AI means less business trips and higher interests

AI For Business


AI is set to reduce business travel demand by automating specific meetings and eliminating white-collar work, but smart CFOs could turn compression into opportunities. He advocates the use of “limited value-added” metrics to help businesses optimize their budgets by avoiding spending on low-value trips..


AI will reduce the demand for business trips. For CFOs, if your previous budget is no longer a reliable guide, the challenge is to optimize your travel budget.

Travel-centered AI

Expanding AI use cases on business trips will have plenty of bright spots, including better planning, easier booking, more personalization, faster and friendly chatbots, no-touch payments, automatic funding cost reports, and more. If everything goes well, these travel-centric AI applications will gain a spot in the business travel industry.

Everything is fine, but forgive the yawn. A slightly happy traveler and a slightly cheaper service cost will not move the needle at the strategic value of a business trip.

Zoom out now and consider the wider impact of AI on the business travel industry. The photo is dark for two reasons.

Task compression

AI automates many white-collar tasks that justify face-to-face meetings now. Think about information gathering, perspective sharing, integration, and what-If-If-Planning and Prioritization. What once required three meetings is achieved without AI-assisted research and agents.

Few face-to-face meetings result in fewer legitimate business trips and inevitably fewer travel volumes for travel suppliers.

Compressing jobs

The aging US workforce is projected to shrink by 8% by 2050 under a non-immigration scenario. Companies know that fewer jobs codes for less work – are essential for dealing with smaller talent pools.

Scott Gillespie of Tclara will look into travel policies.Scott Gillespie of Tclara will look into travel policies.
Scott Gillespie, consultant at Tclara

Naturally, AI applications and agents are designed to reduce the need for white-collar workers. McKinsey's 2023 analysis showed that generative AI and related tools automate activities that account for 60% to 70% of employee time, putting a considerable number of white-collar jobs at risk. Ford CEO Jim Farley has recently gone further, predicting that AI could eventually replace half of the US white-collar work.

Since most non-essential business trips are done by white-collar workers, reducing this talent pool with AI agents means reducing the demand for business trips.

Optimists will say that a successful AI economy will ultimately increase the demand for new types of white-collar jobs, offsetting those lost to AI jobs-hungry appetites.

Perhaps, however, it is difficult to see how such AI-driven growth occurs at the roots of the pyramids of white-collar work.

CFO's dilemma

AI can significantly irreversibly reduce business travel.
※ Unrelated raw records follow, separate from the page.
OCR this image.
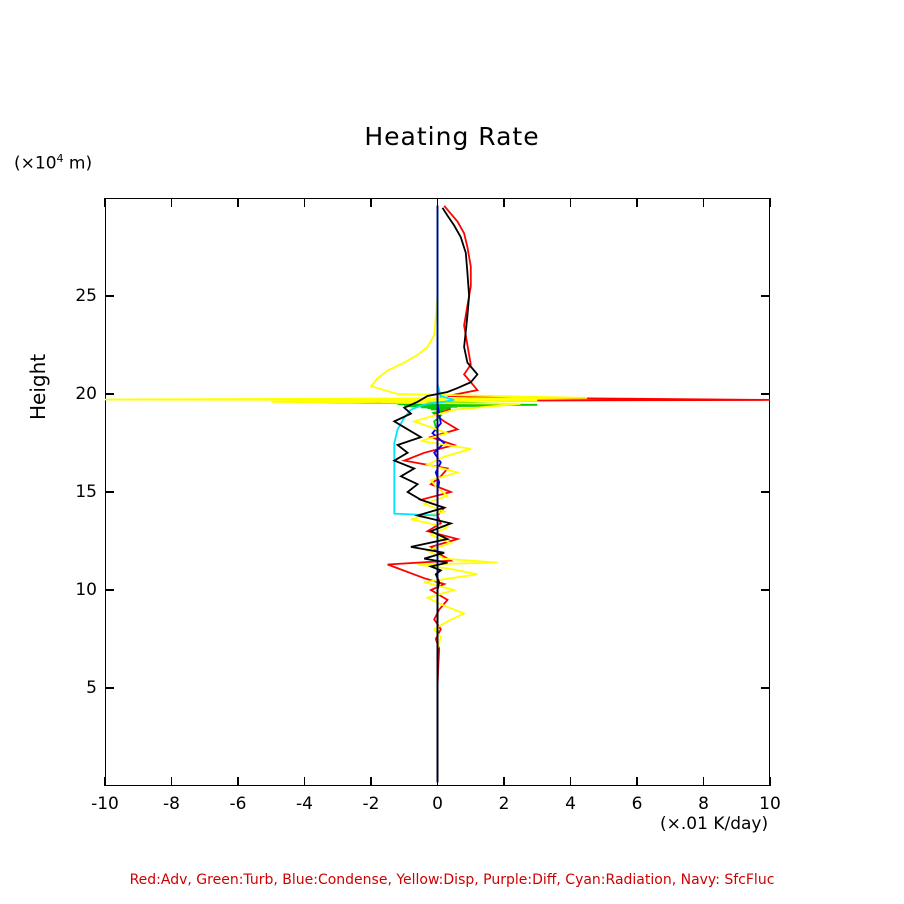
Heating Rate
($\times 10^4$ m)
Height
-10	-8	-6	-4	-2	0	2	4	6	8	10
5
10
15
20
25
(×.01 K/day)
Red:Adv, Green:Turb, Blue:Condense, Yellow:Disp, Purple:Diff, Cyan:Radiation, Navy: SfcFluc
Myopic CFOs can reflexively cut their budgets by using AI-driven trip compression as an excuse not investing in more travel.

However, for long distance CFOs, the size of the travel budget is not a good metric. The real question is whether less travel can create more value. That's the dilemma. They impose dull cuts on their travel budgets or actively manage them to ensure that the remaining trips will produce extraordinary revenue.

This makes it essential to clearly distinguish between low value and high value travel. Pre-trip ratings, along with new CFO-centric travel metrics, are tools for pruning waste, protecting and even amplifying profits from your travel budget.

Optimizing your travel budget

CFO playbooks are easy. By redesigning travel policies, we optimize travel budgets so that all approved trips maximize the impact of travel budgets while meeting company financial and carbon constraints.

The key to optimizing your travel budget is to place dollar value such as marginal value added (MVA) on all future travel. Doing that, the less valuable trips quickly stand out.

Travel MVAs can be found by subtracting the estimated travel costs from the “red line” cost limit. The cost limit for the red line of travel is the answer to the question “What is the most likely thing this trip is costly and still gets approved?” Low value travel can be defined as having an MVA of less than $1,000.

In the future, AI will rigorously assess the need for costly and time-consuming meetings and meetings. Luckily, your travel budget can be optimized today without AI.

The fundamental results

TCLARA's early MVA optimization modeling shows the possibility of reducing travel budgets by a third and eliminating three-quarters of low-value travel. Most importantly, the optimized travel budget has resulted in a slightly larger overall MVA. Therefore, there will be fewer spending, lower emissions, higher value added, and no yawning.

Myopia CFOs are seduced to deposit these impressive savings in the bank and will not reinvest in more travel. Myopia CFOs use MVA metrics to achieve more valuable business goals by strategically reinvesting and relocating their travel budgets.

To your mark

AI will not expand business trips. It compresses it. The challenge for CFOs and travel managers is to randomize cuts or use them in programmes of valued carbon flock travel that prove their value.

The competition to truly optimize your business travel budget is now underway.


This operation was created in collaboration with the Travel Commission of Dime's Editorial Board.